# 18 Piece circle?



## barnmichael (Jan 2, 2008)

So we bring all our stuff together to set up for a show. One guy brings a box of Aristo curved track. It's supposed to make a 16 ft dia circle. We want to stretch it out to a large oval loop. Simple enough, drop four pieces in each corner, should make 90 degree corners. Then add straights to fill the gaps to the corners. No problem. Wait, nothing lines up. Check all the pieces, etc. Check the box, 18 pieces makes 16ft circle. Eighteen pieces?? Let's see, 18 divide by four...that ain't going to work.


What's the deal? Every box of curved track I've ever seen is either a half or full circle. Divide by 2 or 4 as appropriate for 90 degree corners.

So I guess you can't count on properly divided curves. Is this a normal thing? Gonna have to drag out the Train-Li bender to these shows.


----------



## Torby (Jan 2, 2008)

Yup! 

Aristo started making their big curves in 18 piece sections for shipping reasons. The shorter box was MUCH less expensive to ship. They're now 16 sections to a circle so you can make 90 degree curves. 

Cut 4 sections in half and use a rail clamp on the cut edges. If they're stainless, a fine tooth hacksaw blade will do nicely. If brass, even a zona saw will do.


----------



## Nicholas Savatgy (Dec 17, 2008)

Posted By Torby on 04/05/2009 7:22 AM
Yup! 

Aristo started making their big curves in 18 piece sections for shipping reasons. The shorter box was MUCH less expensive to ship. They're now 16 sections to a circle so you can make 90 degree curves. 
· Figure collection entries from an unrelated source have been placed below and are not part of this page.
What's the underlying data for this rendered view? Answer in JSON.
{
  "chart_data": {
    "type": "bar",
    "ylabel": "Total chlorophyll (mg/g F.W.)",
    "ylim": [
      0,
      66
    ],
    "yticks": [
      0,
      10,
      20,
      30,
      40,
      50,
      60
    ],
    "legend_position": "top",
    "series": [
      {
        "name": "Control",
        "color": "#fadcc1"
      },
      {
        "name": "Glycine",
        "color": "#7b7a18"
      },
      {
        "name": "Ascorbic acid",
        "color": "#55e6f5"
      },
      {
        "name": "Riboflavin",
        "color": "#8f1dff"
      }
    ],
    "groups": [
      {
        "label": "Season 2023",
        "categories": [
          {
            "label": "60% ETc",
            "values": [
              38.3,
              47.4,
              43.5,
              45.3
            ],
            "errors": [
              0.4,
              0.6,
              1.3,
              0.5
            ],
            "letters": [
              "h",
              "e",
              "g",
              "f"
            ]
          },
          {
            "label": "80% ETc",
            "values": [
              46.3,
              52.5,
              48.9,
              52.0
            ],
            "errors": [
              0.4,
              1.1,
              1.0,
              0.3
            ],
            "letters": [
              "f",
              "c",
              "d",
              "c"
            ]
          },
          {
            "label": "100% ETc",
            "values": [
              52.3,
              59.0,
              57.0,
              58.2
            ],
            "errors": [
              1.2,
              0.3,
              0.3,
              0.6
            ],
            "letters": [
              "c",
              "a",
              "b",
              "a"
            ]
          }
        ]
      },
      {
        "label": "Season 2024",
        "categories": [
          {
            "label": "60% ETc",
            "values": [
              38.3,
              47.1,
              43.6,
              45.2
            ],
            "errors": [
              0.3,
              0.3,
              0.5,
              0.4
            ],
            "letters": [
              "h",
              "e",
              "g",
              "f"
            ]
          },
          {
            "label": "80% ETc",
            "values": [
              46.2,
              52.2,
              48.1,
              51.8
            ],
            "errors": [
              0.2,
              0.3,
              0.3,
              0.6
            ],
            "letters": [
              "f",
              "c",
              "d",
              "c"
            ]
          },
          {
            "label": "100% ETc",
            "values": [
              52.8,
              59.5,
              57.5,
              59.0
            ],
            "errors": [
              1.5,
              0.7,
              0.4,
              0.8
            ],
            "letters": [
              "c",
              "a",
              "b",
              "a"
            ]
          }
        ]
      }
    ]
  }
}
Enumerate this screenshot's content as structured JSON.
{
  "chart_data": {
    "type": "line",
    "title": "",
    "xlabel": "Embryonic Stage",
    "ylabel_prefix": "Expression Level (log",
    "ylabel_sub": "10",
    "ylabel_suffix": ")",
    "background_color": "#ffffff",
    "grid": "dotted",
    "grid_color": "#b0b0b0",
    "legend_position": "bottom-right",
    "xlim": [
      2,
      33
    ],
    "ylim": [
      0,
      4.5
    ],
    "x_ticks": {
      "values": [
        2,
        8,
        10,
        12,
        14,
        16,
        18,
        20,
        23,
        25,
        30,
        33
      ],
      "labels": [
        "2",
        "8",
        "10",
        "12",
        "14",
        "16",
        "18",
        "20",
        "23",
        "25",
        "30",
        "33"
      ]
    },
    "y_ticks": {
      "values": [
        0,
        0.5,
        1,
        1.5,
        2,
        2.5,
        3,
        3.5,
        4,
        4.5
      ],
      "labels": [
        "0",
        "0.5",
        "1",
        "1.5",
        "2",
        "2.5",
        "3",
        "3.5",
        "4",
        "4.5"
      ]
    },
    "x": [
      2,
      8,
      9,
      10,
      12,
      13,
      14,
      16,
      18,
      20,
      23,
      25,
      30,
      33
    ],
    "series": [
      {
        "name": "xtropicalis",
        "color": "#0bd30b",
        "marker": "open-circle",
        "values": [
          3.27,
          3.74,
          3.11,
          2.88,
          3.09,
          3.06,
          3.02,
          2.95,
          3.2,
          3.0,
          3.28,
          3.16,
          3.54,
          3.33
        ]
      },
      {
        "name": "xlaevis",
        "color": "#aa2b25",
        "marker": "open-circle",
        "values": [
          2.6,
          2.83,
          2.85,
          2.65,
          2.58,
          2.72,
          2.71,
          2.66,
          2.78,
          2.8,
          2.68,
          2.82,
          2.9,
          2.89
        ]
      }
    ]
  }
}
Cut 4 sections in half and use a rail clamp on the cut edges. If they're stainless, a fine tooth hacksaw blade will do nicely. If brass, even a zona saw will do.

*I JUST CUT TWO SECTIONS IN HALF THAT SEEMS TO WORK FINE, IT GIVES YOU 4 PIECES...







*


----------



## Torby (Jan 2, 2008)

Uh. Yes!


Never trust a dyslexic brat to do your counting


----------